In this forum, I had expressed disagreement with the ruling of former CJ Chang, who found in favour of Richardson. I had contended, and still so do, that his ruling is an example of judicial over-reach by taking the High Court far outside its remit into the inherently political minefield—best left to the legislature—of what is good or bad for democracy. The Guyana Court of Appeal however later upheld the High Court decision. But on what grounds, I cannot exactly say since I have not read the opinion (where are our court websites?).
However, the brilliant and intellectually nimble presentation before the CCJ by TT lawyer Mendez, on behalf of Richardson, made clear that the opinion of former CJ Chang has been abandoned in favour of a simpler, legally tight, and political-free argument.
As Mendez emphatically argued, the CCJ has no need to reach the question of whether imposing a term limit makes Guyana more democratic or less democratic (as our High Court did). Instead, the only question for the CCJ to consider, he offered, is whether the term-limit provision undermines the sovereignty (supremacy) of the people by imposing conditions, set by others, on who could and could not represent them. True, he conceded, Article 9 does say that the people exercise this sovereignty “through their representatives”. But, he counterpunched, in what to me is the prize-winning argument in this case, it is not for the representatives (by passing Act 17 of 2000 in the National Assembly) to tell the sovereign people for whom they can and cannot vote in any scenario; it for the people themselves to so restrict themselves in a referendum. In other words, it is wrong for the Constitution to state that sovereignty belongs to the people, then flip-flop to say that somebody else, external to them (their representatives, in this case), can restrict that right to exercise that sovereignty. As a rough analogy, telling someone he is fully in charge is inconsistent with you then instructing him what he can and cannot do.

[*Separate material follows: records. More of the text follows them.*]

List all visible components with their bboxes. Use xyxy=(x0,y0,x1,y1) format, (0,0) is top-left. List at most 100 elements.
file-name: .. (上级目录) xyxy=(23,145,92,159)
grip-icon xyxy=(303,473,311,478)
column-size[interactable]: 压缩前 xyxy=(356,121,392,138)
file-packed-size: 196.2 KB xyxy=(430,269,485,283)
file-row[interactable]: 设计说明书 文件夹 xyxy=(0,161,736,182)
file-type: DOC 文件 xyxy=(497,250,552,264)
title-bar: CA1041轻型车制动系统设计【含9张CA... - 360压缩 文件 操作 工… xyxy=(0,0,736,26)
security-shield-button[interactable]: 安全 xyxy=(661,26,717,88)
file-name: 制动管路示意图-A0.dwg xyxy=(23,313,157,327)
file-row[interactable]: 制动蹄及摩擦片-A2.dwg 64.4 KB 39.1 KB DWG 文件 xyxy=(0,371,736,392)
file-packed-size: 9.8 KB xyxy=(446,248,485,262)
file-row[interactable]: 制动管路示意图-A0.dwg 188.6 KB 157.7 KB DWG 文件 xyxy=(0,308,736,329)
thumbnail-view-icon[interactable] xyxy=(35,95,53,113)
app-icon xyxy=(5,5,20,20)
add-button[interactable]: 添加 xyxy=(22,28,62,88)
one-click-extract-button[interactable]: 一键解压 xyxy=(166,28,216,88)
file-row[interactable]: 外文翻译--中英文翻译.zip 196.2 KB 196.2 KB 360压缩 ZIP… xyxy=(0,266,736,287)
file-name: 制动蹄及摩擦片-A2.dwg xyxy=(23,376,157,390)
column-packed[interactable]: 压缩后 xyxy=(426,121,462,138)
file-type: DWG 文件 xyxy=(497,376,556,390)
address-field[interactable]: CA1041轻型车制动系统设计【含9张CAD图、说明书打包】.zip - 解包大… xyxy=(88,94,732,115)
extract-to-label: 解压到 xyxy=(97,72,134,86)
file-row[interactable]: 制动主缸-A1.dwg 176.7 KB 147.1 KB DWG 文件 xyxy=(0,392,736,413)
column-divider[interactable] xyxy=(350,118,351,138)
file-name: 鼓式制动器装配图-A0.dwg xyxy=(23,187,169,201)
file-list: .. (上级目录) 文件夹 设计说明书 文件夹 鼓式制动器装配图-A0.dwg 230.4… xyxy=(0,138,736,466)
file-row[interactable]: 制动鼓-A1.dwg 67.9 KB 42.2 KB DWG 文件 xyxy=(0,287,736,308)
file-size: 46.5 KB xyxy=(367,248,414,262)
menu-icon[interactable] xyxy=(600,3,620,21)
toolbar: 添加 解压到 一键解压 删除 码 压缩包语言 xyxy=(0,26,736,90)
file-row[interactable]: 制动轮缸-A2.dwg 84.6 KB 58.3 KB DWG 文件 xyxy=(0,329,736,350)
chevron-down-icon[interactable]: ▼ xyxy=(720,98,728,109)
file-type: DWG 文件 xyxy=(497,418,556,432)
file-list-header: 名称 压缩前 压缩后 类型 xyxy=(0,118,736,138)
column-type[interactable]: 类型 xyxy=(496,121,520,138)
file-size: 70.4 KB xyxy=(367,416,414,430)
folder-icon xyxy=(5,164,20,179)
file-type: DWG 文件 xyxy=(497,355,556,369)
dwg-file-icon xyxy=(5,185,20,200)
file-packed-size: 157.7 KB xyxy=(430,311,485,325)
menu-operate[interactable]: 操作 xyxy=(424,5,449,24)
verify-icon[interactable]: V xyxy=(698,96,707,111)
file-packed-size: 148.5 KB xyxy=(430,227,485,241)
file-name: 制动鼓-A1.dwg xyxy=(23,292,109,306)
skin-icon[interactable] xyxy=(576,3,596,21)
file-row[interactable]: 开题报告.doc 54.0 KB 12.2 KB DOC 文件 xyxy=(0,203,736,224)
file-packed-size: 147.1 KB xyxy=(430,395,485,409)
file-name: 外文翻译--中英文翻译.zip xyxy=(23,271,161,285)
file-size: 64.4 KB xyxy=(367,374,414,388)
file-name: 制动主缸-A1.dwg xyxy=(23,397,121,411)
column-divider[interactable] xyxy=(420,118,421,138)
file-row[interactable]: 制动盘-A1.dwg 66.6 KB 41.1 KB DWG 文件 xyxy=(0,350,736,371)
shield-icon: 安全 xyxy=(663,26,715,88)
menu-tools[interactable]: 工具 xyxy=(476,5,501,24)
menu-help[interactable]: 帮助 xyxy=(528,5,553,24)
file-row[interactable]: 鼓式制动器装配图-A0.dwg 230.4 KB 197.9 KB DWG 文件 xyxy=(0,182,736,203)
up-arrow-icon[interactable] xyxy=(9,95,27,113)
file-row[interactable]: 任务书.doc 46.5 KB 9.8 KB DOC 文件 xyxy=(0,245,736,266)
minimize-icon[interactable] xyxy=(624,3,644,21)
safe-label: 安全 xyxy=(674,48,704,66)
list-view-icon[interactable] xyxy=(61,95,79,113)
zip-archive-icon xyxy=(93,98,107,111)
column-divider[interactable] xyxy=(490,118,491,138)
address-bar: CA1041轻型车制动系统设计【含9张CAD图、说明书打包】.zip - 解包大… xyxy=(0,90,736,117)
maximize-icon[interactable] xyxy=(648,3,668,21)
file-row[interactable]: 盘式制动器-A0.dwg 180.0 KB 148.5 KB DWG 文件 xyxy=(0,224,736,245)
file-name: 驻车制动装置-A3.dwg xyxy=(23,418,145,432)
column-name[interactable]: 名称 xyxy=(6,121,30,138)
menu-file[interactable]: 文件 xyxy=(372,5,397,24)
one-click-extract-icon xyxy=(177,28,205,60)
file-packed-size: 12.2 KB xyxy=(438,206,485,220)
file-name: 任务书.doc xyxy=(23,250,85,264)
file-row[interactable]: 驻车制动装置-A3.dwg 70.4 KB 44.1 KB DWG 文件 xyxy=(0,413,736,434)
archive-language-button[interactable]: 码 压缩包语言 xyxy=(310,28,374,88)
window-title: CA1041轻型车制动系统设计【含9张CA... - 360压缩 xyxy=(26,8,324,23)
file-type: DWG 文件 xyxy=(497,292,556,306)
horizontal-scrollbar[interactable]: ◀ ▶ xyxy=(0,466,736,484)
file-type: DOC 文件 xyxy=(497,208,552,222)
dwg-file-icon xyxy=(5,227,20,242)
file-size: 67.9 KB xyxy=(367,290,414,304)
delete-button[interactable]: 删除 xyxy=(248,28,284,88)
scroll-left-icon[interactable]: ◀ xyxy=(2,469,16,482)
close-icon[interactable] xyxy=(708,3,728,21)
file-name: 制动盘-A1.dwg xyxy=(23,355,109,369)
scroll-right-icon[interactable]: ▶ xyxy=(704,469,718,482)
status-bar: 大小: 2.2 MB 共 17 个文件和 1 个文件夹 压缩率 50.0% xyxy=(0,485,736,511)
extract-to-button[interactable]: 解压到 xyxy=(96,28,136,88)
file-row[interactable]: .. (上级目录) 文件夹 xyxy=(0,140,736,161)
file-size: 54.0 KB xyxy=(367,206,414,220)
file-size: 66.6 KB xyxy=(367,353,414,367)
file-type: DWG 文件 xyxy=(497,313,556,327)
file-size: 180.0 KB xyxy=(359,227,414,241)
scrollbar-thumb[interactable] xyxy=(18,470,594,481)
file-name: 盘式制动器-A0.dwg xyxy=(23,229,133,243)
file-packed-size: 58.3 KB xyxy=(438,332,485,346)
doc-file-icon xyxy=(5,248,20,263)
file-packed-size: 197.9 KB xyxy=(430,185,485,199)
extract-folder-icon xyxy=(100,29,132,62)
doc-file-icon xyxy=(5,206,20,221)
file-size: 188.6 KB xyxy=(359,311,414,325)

In so arguing, Mendez has shifted the gaze from Article 1 (Guyana is a democratic state) to Article 9 (Sovereignty belongs to the people). One sensed from the questions posed to Mendez by several of the CCJ justices that they initially saw nothing fundamentally wrong with term limits. The President of the CCJ even mentioned that he too can only serve one term. But by the end, Mendez’s intellectual tenacity and expert presentation skills may have swayed the bench in favour of his client, Richardson. The country therefore is more than likely to see a Jadgeo candidacy in 2020.